Execute Setup Script
Run the setup script by typing and running the following command in the terminal:

./setup.sh

Follow the on-screen provided instructions by the script (they should appear on the terminal). The name of the environment can be chosen arbitrarily. The script will create the required Conda environment, with a name chosen by you, install the necessary packages and setup the application using .env varibles. The script will give an indication when it is done.

Dataset Format

The tool supports datasets as .mat format. While designed to be extensible, it was specifically made for a specific dataset. As such, to use the tool as is, it is important that any dataset adheres to the following format. Nevertheless, the only thing that needs to be modified is the data_loading.py file in case of changes to the desired structure of the dataset.
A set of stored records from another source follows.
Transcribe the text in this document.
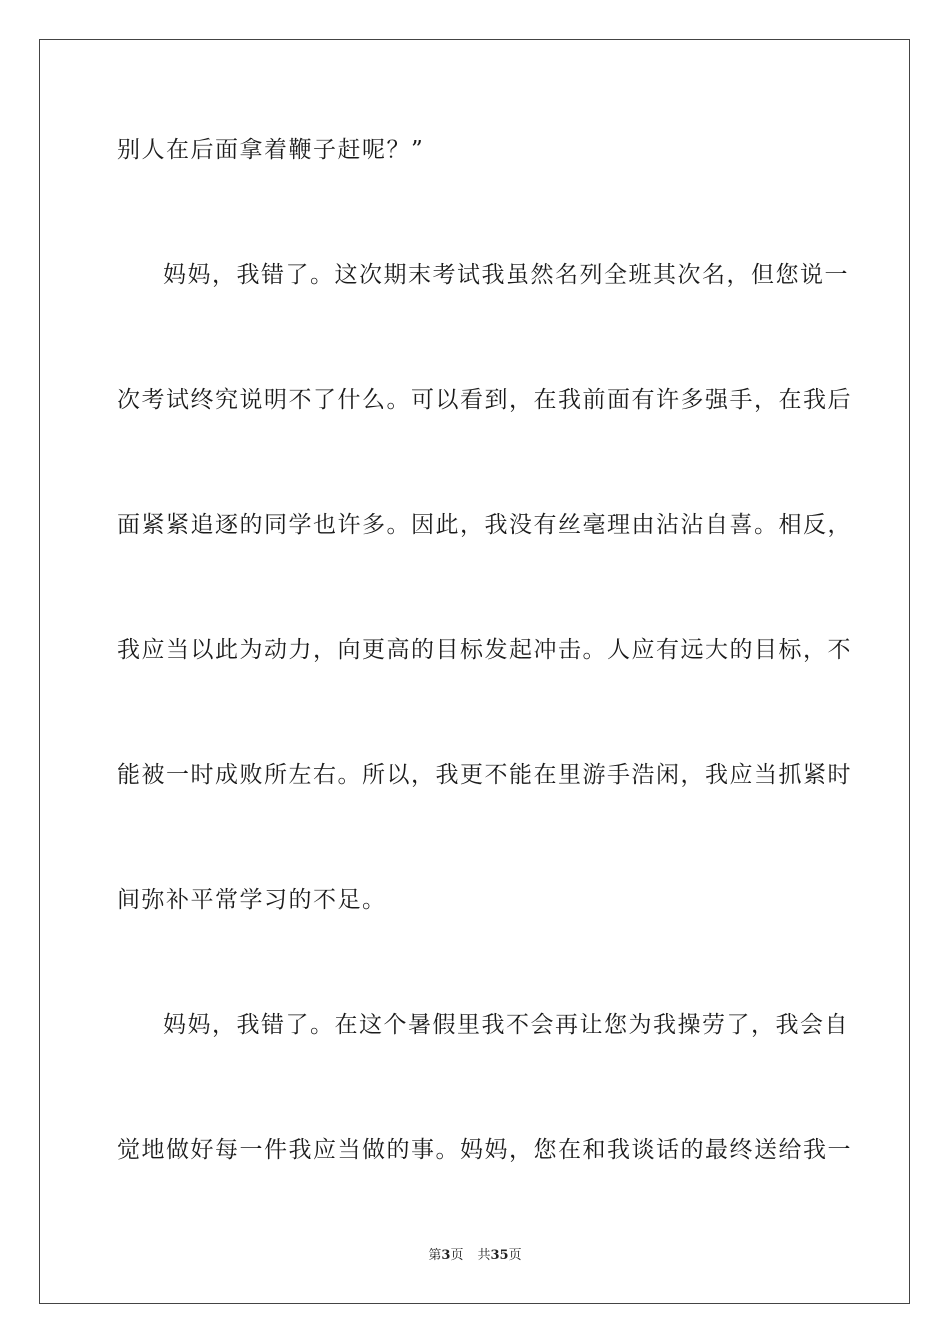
别人在后面拿着鞭子赶呢？”
妈妈，我错了。这次期末考试我虽然名列全班其次名，但您说一
次考试终究说明不了什么。可以看到，在我前面有许多强手，在我后
面紧紧追逐的同学也许多。因此，我没有丝毫理由沾沾自喜。相反，
我应当以此为动力，向更高的目标发起冲击。人应有远大的目标，不
能被一时成败所左右。所以，我更不能在里游手浩闲，我应当抓紧时
间弥补平常学习的不足。
妈妈，我错了。在这个暑假里我不会再让您为我操劳了，我会自
觉地做好每一件我应当做的事。妈妈，您在和我谈话的最终送给我一
第3页 共35页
The details about the dataset, including acquisition, sources and other details can be seen in the following paper, accessible at: link

Kurt G. Schilling, Jordan A. Chad, Maxime Chamberland, Victor Nozais, Francois Rheault, Derek Archer, Muwei Li, Yurui Gao, Leon Cai, Flavio Del’Acqua, Allen Newton, Daniel Moyer, John C. Gore, Catherine Lebel, Bennett A. Landman; White matter tract microstructure, macrostructure, and associated cortical gray matter morphology across the lifespan. __Imaging Neuroscience__ 2023; 1 1–24. doi: [https://doi.org/10.1162/imag_a_00050](https://doi.org/10.1162/imag_a_00050)

Required Keys and Their Data

The MATLAB file must contain the following keys with their respective data types and structures:

Table Key (Default: 'X')

Data Type: 3D Numpy Array
Shape: (patients_count, pathways_count, features_count)
Description: This key holds the main data table with feature values for each patient and pathway.

Bundle Key (Default: 'pathways_tractseg')

Data Type: 2D Numpy Array
Shape: (pathways_count, 1)
Description: This key holds the names of the pathways/bundles. Each entry should be a string representing a pathway name.

ID Key (Default: 'SUBID')

Data Type: 1D Numpy Array
Shape: (patients_count,)
Description: This key holds the unique IDs for each patient. Each entry should be a string representing a patient's ID.

Sex Key (Default: 'SEX')

Data Type: 1D Numpy Array
Shape: (patients_count,)
Description: This key holds the sex of each patient. Each entry should be an integer (e.g., 0 for female, 1 for male).

Age Key (Default: 'AGE')

Data Type: 1D Numpy Array
Shape: (patients_count,)
Description: This key holds the age of each patient. Each entry should be a float/integer representing the patient's age.

Age Group Key (Default: 'DATASET')

Data Type: 1D Numpy Array
Shape: (patients_count,)
Description: This key holds the age group of each patient. Each entry should be an integer representing the patient's age group (In this specific case there are 4 age groups)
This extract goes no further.